Removing Fonterra's obligation to accept all new supply offered could also affect farm value in a sale situation, Hoggard said.

"Say it's a farm on the edge (of a collection area) and Fonterra says no. The value that farm was seen to have wouldn't be there, and the farm will sell for less. Again, that's like it used to be before DIRA but we need to have a discussion over the next couple of years. We need to understand the potential ramifications before we make a change."

The prospect of more differential pricing for milk was another area Fonterra farmers as a co-operative needed to decide how to respond to. 

"At some point the legislation is going to pass away. We need to talk about that, and do we need it anyway? At the moment it's all about is there enough competition? Of course any economist would look at the situation today where one company has 78 per cent market share and say 'no'. But let's think about New Zealand taking on the world, taking a New Zealand Inc. approach.

"I'm pretty comfortable with the level of competition. We don't have to force Fonterra to be smaller."

Hoggard said farmer understanding of DIRA had never been good. "A lot of us thought it was about competition on the supermarket shelves.
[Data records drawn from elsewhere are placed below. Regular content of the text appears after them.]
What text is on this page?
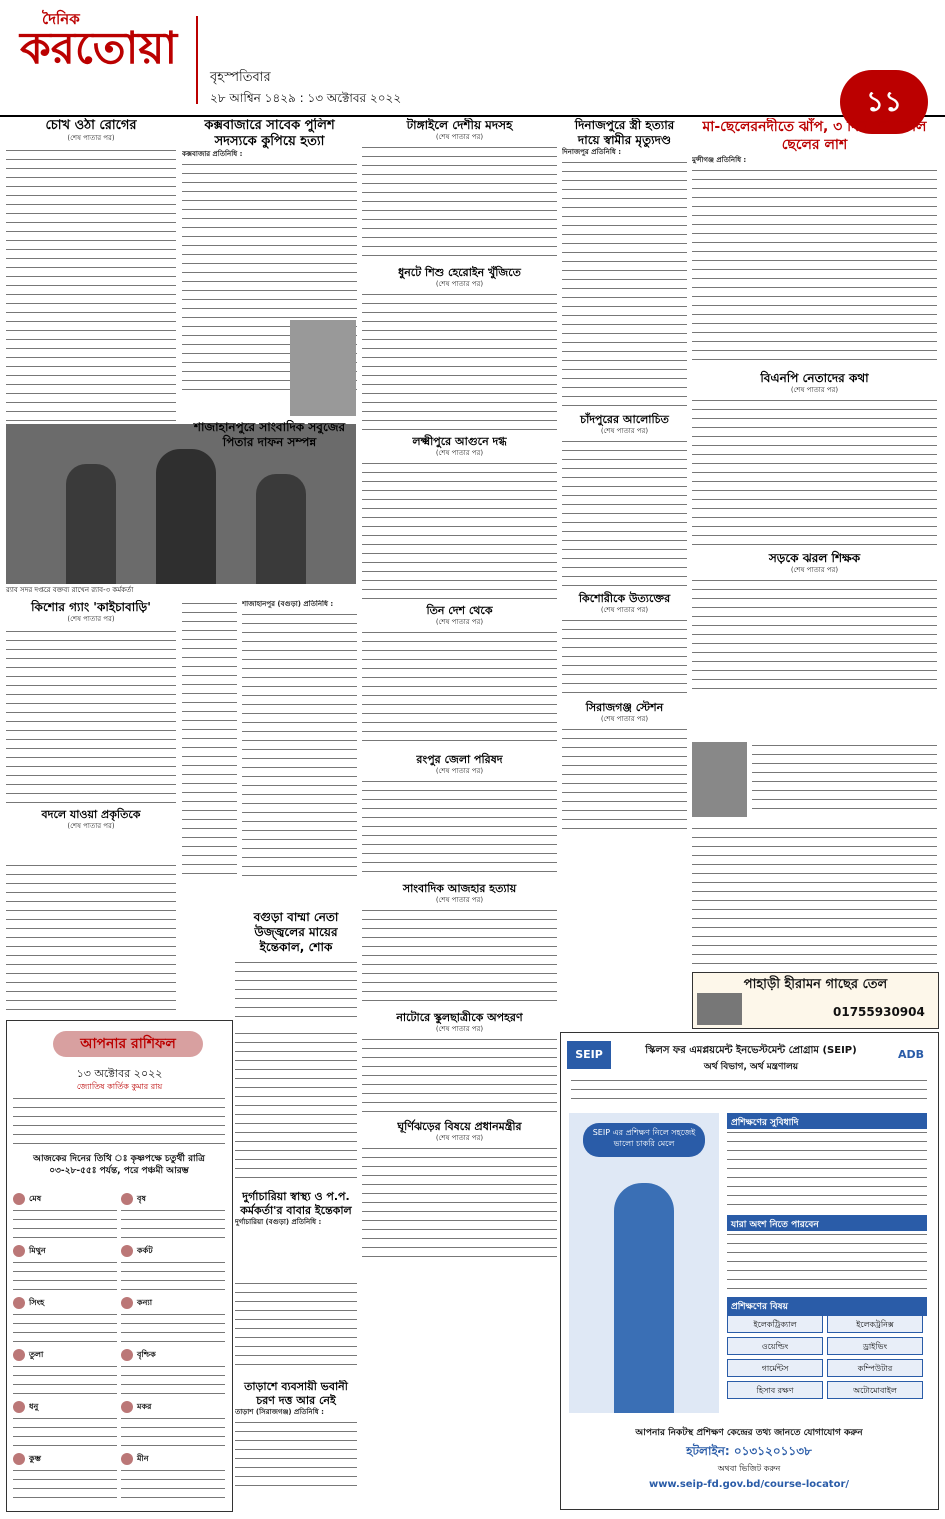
দৈনিক
করতোয়া
বৃহস্পতিবার
২৮ আশ্বিন ১৪২৯ : ১৩ অক্টোবর ২০২২	১১
চোখ ওঠা রোগের
(শেষ পাতার পর)
র‌্যাব সদর দপ্তরে বক্তব্য রাখেন র‌্যাব-৩ কর্মকর্তা
কিশোর গ্যাং 'কাইচাবাড়ি'
(শেষ পাতার পর)
বদলে যাওয়া প্রকৃতিকে
(শেষ পাতার পর)
আপনার রাশিফল
১৩ অক্টোবর ২০২২
জ্যোতিষ কার্তিক কুমার রায়
আজকের দিনের তিথি ঃ কৃষ্ণপক্ষে চতুর্থী রাত্রি ০৩-২৮-৫৫ঃ পর্যন্ত, পরে পঞ্চমী আরম্ভ
মেষ	বৃষ
মিথুন	কর্কট
সিংহ	কন্যা
তুলা	বৃশ্চিক
ধনু	মকর
কুম্ভ	মীন
কক্সবাজারে সাবেক পুলিশ সদস্যকে কুপিয়ে হত্যা
কক্সবাজার প্রতিনিধি :
শাজাহানপুরে সাংবাদিক সবুজের পিতার দাফন সম্পন্ন
শাজাহানপুর (বগুড়া) প্রতিনিধি :
বগুড়া বাম্মা নেতা উজ্জ্বলের মায়ের ইন্তেকাল, শোক
দুর্গাচারিয়া স্বাস্থ্য ও প.প. কর্মকর্তা'র বাবার ইন্তেকাল
দুর্গাচারিয়া (বগুড়া) প্রতিনিধি :
তাড়াশে ব্যবসায়ী ভবানী চরণ দত্ত আর নেই
তাড়াশ (সিরাজগঞ্জ) প্রতিনিধি :
টাঙ্গাইলে দেশীয় মদসহ
(শেষ পাতার পর)
ধুনটে শিশু হেরোইন খুঁজিতে
(শেষ পাতার পর)
লক্ষ্মীপুরে আগুনে দগ্ধ
(শেষ পাতার পর)
তিন দেশ থেকে
(শেষ পাতার পর)
রংপুর জেলা পরিষদ
(শেষ পাতার পর)
সাংবাদিক আজহার হত্যায়
(শেষ পাতার পর)
নাটোরে স্কুলছাত্রীকে অপহরণ
(শেষ পাতার পর)
ঘূর্ণিঝড়ের বিষয়ে প্রধানমন্ত্রীর
(শেষ পাতার পর)
দিনাজপুরে স্ত্রী হত্যার দায়ে স্বামীর মৃত্যুদণ্ড
দিনাজপুর প্রতিনিধি :
চাঁদপুরের আলোচিত
(শেষ পাতার পর)
কিশোরীকে উত্যক্তের
(শেষ পাতার পর)
সিরাজগঞ্জ স্টেশন
(শেষ পাতার পর)
মা-ছেলেরনদীতে ঝাঁপ, ৩ দিন পর মিলল ছেলের লাশ
মুন্সীগঞ্জ প্রতিনিধি :
বিএনপি নেতাদের কথা
(শেষ পাতার পর)
সড়কে ঝরল শিক্ষক
(শেষ পাতার পর)
পাহাড়ী হীরামন গাছের তেল
01755930904
SEIP	ADB
স্কিলস ফর এমপ্লয়মেন্ট ইনভেস্টমেন্ট প্রোগ্রাম (SEIP)
অর্থ বিভাগ, অর্থ মন্ত্রণালয়
SEIP এর প্রশিক্ষণ নিলে সহজেই ভালো চাকরি মেলে
প্রশিক্ষণের সুবিধাদি
যারা অংশ নিতে পারবেন
প্রশিক্ষণের বিষয়
ইলেকট্রিক্যাল	ইলেকট্রনিক্স
ওয়েল্ডিং	ড্রাইভিং
গার্মেন্টস	কম্পিউটার
হিসাব রক্ষণ	অটোমোবাইল
আপনার নিকটস্থ প্রশিক্ষণ কেন্দ্রের তথ্য জানতে যোগাযোগ করুন
হটলাইন: ০১৩১২০১১৩৮
অথবা ভিজিট করুন
www.seip-fd.gov.bd/course-locator/
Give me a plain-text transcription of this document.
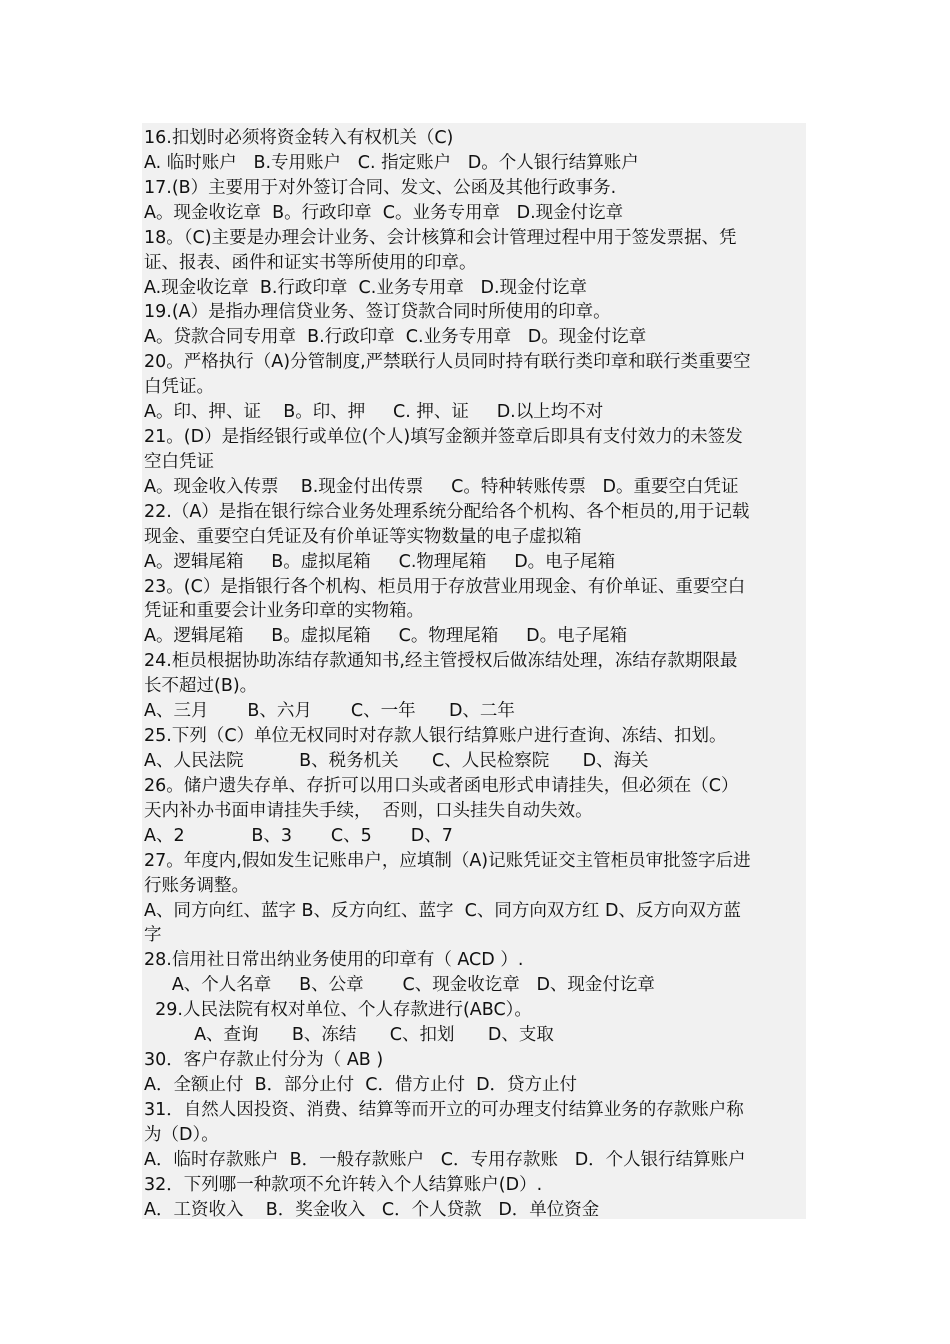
16.扣划时必须将资金转入有权机关（C)
A. 临时账户   B.专用账户   C. 指定账户   D。个人银行结算账户
17.(B）主要用于对外签订合同、发文、公函及其他行政事务.
A。现金收讫章  B。行政印章  C。业务专用章   D.现金付讫章
18。（C)主要是办理会计业务、会计核算和会计管理过程中用于签发票据、凭
证、报表、函件和证实书等所使用的印章。
A.现金收讫章  B.行政印章  C.业务专用章   D.现金付讫章
19.(A）是指办理信贷业务、签订贷款合同时所使用的印章。
A。贷款合同专用章  B.行政印章  C.业务专用章   D。现金付讫章
20。严格执行（A)分管制度,严禁联行人员同时持有联行类印章和联行类重要空
白凭证。
A。印、押、证    B。印、押     C. 押、证     D.以上均不对
21。(D）是指经银行或单位(个人)填写金额并签章后即具有支付效力的未签发
空白凭证
A。现金收入传票    B.现金付出传票     C。特种转账传票   D。重要空白凭证
22.（A）是指在银行综合业务处理系统分配给各个机构、各个柜员的,用于记载
现金、重要空白凭证及有价单证等实物数量的电子虚拟箱
A。逻辑尾箱     B。虚拟尾箱     C.物理尾箱     D。电子尾箱
23。(C）是指银行各个机构、柜员用于存放营业用现金、有价单证、重要空白
凭证和重要会计业务印章的实物箱。
A。逻辑尾箱     B。虚拟尾箱     C。物理尾箱     D。电子尾箱
24.柜员根据协助冻结存款通知书,经主管授权后做冻结处理，冻结存款期限最
长不超过(B)。
A、三月       B、六月       C、一年      D、二年
25.下列（C）单位无权同时对存款人银行结算账户进行查询、冻结、扣划。
A、人民法院          B、税务机关      C、人民检察院      D、海关
26。储户遗失存单、存折可以用口头或者函电形式申请挂失，但必须在（C）
天内补办书面申请挂失手续，  否则，口头挂失自动失效。
A、2            B、3       C、5       D、7
27。年度内,假如发生记账串户，应填制（A)记账凭证交主管柜员审批签字后进
行账务调整。
A、同方向红、蓝字 B、反方向红、蓝字  C、同方向双方红 D、反方向双方蓝
字
28.信用社日常出纳业务使用的印章有（ ACD ）.
A、个人名章     B、公章       C、现金收讫章   D、现金付讫章
29.人民法院有权对单位、个人存款进行(ABC）。
A、查询      B、冻结      C、扣划      D、支取
30．客户存款止付分为（ AB )
A．全额止付  B．部分止付  C．借方止付  D．贷方止付
31．自然人因投资、消费、结算等而开立的可办理支付结算业务的存款账户称
为（D）。
A．临时存款账户  B．一般存款账户   C．专用存款账   D．个人银行结算账户
32．下列哪一种款项不允许转入个人结算账户(D）.
A．工资收入    B．奖金收入   C．个人贷款   D．单位资金
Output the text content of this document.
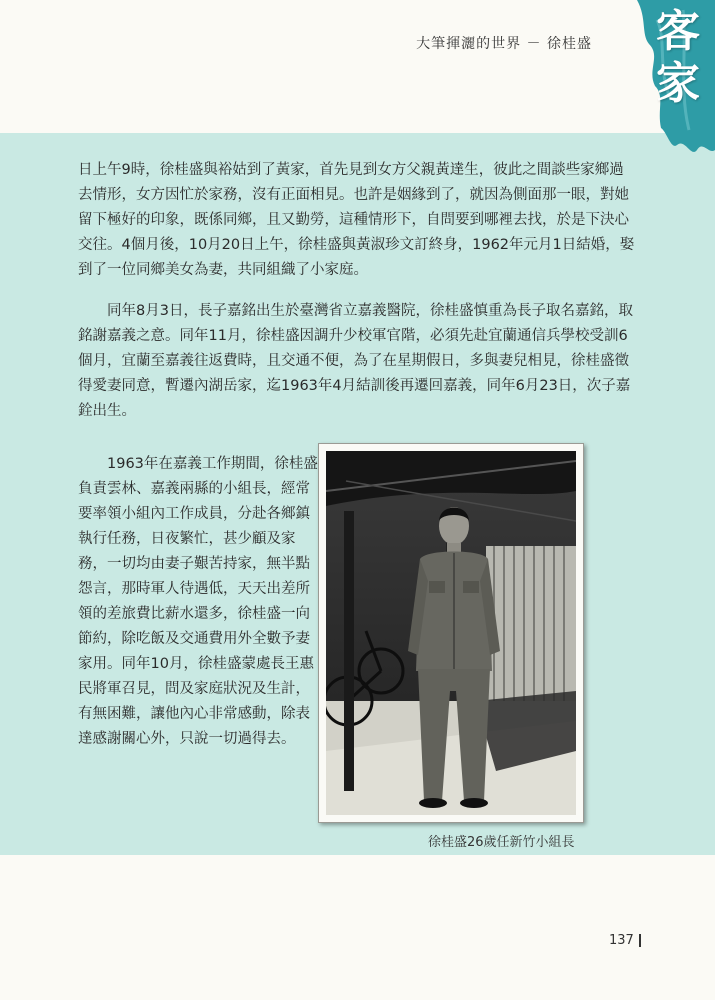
大筆揮灑的世界 － 徐桂盛 客
家

日上午9時，徐桂盛與裕姑到了黃家，首先見到女方父親黃達生，彼此之間談些家鄉過去情形，女方因忙於家務，沒有正面相見。也許是姻緣到了，就因為側面那一眼，對她留下極好的印象，既係同鄉，且又勤勞，這種情形下，自問要到哪裡去找，於是下決心交往。4個月後，10月20日上午，徐桂盛與黃淑珍文訂終身，1962年元月1日結婚，娶到了一位同鄉美女為妻，共同組織了小家庭。

同年8月3日，長子嘉銘出生於臺灣省立嘉義醫院，徐桂盛慎重為長子取名嘉銘，取銘謝嘉義之意。同年11月，徐桂盛因調升少校軍官階，必須先赴宜蘭通信兵學校受訓6個月，宜蘭至嘉義往返費時，且交通不便，為了在星期假日，多與妻兒相見，徐桂盛徵得愛妻同意，暫遷內湖岳家，迄1963年4月結訓後再遷回嘉義，同年6月23日，次子嘉銓出生。

1963年在嘉義工作期間，徐桂盛負責雲林、嘉義兩縣的小組長，經常要率領小組內工作成員，分赴各鄉鎮執行任務，日夜繁忙，甚少顧及家務，一切均由妻子艱苦持家，無半點怨言，那時軍人待遇低，天天出差所領的差旅費比薪水還多，徐桂盛一向節約，除吃飯及交通費用外全數予妻家用。同年10月，徐桂盛蒙處長王惠民將軍召見，問及家庭狀況及生計，有無困難，讓他內心非常感動，除表達感謝關心外，只說一切過得去。

徐桂盛26歲任新竹小組長
137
I hope before this review we can have a good discussion and change that."

Primary Industries Minister Nathan Guy said about 100 submissions came in on proposals to amend DIRA after the commission's review report. "These were split between those who wanted further deregulation of Fonterra and those who said Fonterra was still in a dominant position." When DIRA was enacted, Fonterra had 96 per cent of the New Zealand raw milk market. 

The changes Guy announced were:

- prevent the contestibility provisions of DIRA from expiring in the South Island and require a review of industry competition in 2020-2021

- enable ongoing monitoring of dairy markets

- allow Fonterra discretion to accept applications from new conversions from 2018-2019

- alter who is eligible for regulated milk from Fonterra and terms of availability. Fonterra no longer required to sell regulated milk to large, export processors from the start of the 2019-2020 season and all processors buying regulated milk to have reduced flexibility in forecasting volume of milk they intend to buy from the 2018-2019 season.

In anticipation of a well-signalled regulated milk supply clampdown, Fonterra's biggest processing rivals some time ago found alternative milk supply. The change that limits flexibility around their milk volume forward ordering is in response to Fonterra's complaint that its own milk requirement planning was impacted by rivals' demands, especially at times of the year when supply was short.